The out of control livery cabs that have plagued the streets on New York City are the byproduct of the battle between Mayor Bloomberg’s administration and the powerful companies that own the existing medallions. If more taxi medallions are issued, then the existing owners of the medallions would see their assets diluted. On one hand, there is a critical shortage of yellow taxis at certain times of the day. On the other hand, the cash payment livery cabs are a buyer-beware proposition, where crime and hustling are commonplace.

The Bloomberg administration had succeeded in bypassing the special interests that control City Hall and succeeded in a state law passed in Albany that allowed 2,000 new medallions to be issued, and permitted new livery cab services in the areas of New York where it is difficult to get a yellow cab. On Friday, the NY Supreme Court overturned that law.

The WSJ reported, “The restraining order brings a sudden halt to the roll-out of new “borough taxis.” The Taxi and Limousine Commission had initially planned to begin accepting applications for the new licenses as soon as Monday, one reason for the haste of the judge’s order.

The ruling also halts the planned auction of the 2,000 new yellow-taxi medallions, since the legislative deal required that they couldn’t be sold until the new borough taxis were in operation.

Michael Cardozo, the city’s corporation counsel, said the city would explore an appeal of the decision, and noted that the city budget depends on $1 billion in anticipated revenue from the sale of new medallions.

The City Council has controlled the supply of taxi medallions in the city since the Great Depression, Justice Engoron noted. When the council last raised the total number of medallions, in the mid-1990s and 2004, it also adopted a “home rule message” each time.

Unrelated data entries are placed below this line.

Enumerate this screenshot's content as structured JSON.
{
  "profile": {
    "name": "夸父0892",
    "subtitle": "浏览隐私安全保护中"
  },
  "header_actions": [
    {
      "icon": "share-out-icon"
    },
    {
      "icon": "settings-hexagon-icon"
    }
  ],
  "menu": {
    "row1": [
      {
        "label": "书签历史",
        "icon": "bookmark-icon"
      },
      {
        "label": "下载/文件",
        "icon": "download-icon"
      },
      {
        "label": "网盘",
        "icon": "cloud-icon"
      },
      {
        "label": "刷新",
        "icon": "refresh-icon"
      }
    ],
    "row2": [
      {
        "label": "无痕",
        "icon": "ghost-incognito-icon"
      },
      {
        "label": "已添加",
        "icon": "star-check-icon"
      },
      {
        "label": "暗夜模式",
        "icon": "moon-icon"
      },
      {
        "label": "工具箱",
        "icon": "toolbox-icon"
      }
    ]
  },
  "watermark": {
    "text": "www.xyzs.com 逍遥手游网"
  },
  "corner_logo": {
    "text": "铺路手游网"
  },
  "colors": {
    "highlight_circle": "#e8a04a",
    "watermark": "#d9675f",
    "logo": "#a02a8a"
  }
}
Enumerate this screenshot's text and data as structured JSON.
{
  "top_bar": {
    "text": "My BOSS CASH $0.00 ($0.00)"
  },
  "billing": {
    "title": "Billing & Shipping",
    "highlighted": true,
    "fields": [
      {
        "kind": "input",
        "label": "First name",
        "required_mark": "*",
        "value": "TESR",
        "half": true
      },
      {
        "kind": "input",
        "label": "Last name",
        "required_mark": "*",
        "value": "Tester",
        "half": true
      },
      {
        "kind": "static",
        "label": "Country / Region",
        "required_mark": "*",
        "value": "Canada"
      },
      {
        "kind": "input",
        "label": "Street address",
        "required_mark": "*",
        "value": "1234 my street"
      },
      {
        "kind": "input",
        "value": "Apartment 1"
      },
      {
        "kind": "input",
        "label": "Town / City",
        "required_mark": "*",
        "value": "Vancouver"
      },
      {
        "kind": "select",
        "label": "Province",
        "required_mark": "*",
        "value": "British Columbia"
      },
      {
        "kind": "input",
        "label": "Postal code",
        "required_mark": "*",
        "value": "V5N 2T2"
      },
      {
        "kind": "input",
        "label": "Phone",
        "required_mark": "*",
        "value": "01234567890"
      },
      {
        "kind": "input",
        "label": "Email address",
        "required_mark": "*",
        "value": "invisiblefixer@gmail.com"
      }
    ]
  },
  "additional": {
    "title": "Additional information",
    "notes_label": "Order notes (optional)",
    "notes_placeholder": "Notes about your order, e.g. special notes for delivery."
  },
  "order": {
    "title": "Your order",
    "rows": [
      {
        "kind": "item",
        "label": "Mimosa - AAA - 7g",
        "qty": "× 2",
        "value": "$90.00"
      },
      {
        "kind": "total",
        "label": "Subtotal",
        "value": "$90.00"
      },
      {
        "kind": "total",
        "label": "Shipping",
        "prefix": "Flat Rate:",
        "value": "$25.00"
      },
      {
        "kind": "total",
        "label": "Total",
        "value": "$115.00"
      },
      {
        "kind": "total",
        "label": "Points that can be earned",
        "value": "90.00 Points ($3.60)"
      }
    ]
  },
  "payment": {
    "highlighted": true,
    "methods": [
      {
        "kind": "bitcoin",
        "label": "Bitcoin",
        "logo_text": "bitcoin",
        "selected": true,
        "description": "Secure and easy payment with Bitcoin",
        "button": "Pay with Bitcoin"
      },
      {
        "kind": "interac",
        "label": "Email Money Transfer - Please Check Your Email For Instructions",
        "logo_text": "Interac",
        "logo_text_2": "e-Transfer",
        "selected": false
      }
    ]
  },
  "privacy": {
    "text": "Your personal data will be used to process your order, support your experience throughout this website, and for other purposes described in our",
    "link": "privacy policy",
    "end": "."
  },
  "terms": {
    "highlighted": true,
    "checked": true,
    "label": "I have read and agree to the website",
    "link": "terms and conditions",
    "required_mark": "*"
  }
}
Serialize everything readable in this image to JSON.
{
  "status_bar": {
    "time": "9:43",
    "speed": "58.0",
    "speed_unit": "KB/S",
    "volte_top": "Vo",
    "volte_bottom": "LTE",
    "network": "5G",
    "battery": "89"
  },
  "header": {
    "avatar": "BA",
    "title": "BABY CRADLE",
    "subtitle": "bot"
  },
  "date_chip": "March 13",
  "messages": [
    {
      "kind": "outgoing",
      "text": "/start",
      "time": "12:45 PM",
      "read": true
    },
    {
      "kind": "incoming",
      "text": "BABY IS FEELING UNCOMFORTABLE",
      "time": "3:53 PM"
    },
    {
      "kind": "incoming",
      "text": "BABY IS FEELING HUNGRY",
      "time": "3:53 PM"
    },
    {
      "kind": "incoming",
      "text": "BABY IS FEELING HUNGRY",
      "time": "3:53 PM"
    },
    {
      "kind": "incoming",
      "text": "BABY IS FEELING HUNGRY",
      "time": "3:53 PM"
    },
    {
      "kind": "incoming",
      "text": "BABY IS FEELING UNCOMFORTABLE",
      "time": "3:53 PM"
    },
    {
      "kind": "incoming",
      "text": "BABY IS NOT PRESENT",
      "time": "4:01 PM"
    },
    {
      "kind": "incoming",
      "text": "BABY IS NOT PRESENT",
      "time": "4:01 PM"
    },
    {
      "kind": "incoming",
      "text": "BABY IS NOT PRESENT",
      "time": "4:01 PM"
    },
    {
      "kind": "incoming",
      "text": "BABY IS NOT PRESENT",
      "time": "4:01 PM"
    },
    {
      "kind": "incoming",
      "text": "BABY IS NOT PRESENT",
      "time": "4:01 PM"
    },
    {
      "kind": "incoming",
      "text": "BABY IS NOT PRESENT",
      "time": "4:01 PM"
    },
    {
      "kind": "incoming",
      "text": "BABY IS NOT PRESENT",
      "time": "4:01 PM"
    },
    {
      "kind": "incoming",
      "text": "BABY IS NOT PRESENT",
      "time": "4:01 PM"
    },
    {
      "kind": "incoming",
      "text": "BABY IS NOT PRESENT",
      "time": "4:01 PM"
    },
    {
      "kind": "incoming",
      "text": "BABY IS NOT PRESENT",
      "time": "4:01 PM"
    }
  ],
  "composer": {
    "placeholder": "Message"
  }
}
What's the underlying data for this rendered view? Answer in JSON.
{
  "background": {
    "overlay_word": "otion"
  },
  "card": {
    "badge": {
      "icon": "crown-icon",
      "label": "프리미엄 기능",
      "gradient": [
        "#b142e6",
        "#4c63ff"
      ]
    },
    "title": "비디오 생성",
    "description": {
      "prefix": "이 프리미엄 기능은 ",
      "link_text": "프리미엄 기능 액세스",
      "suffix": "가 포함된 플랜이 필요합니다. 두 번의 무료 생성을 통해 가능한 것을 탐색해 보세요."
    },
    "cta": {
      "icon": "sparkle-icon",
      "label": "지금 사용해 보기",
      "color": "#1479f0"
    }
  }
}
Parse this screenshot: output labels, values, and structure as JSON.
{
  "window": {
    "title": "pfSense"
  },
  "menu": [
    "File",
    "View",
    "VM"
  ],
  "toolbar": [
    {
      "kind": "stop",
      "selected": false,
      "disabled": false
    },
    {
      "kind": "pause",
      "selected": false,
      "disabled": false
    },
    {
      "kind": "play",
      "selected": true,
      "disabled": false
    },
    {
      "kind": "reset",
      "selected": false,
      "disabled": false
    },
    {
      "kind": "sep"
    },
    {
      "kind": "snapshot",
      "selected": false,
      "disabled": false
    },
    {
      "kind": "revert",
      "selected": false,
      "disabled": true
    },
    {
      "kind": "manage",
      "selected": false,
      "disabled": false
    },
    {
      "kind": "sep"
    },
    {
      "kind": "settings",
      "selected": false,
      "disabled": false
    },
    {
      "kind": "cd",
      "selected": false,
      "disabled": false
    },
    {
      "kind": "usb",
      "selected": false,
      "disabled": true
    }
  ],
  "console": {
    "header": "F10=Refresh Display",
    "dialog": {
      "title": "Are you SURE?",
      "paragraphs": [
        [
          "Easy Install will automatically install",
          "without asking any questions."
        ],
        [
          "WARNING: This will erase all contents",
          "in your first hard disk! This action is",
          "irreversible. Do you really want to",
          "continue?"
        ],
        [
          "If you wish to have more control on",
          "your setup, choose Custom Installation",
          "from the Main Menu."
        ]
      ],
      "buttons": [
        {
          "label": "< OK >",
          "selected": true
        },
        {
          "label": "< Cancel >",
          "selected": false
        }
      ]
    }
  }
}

Attorneys for the city and state had argued that a significant state interest was at stake: broadening access to taxi service to residents outside Manhattan, who aren’t served as comprehensively by yellow cabs. Roughly 80% of the city’s residents live outside Manhattan. In oral arguments, attorneys for the state noted that taxis serve resident from outside the city as well, but Justice Engoron said that argument “simply proves too much.”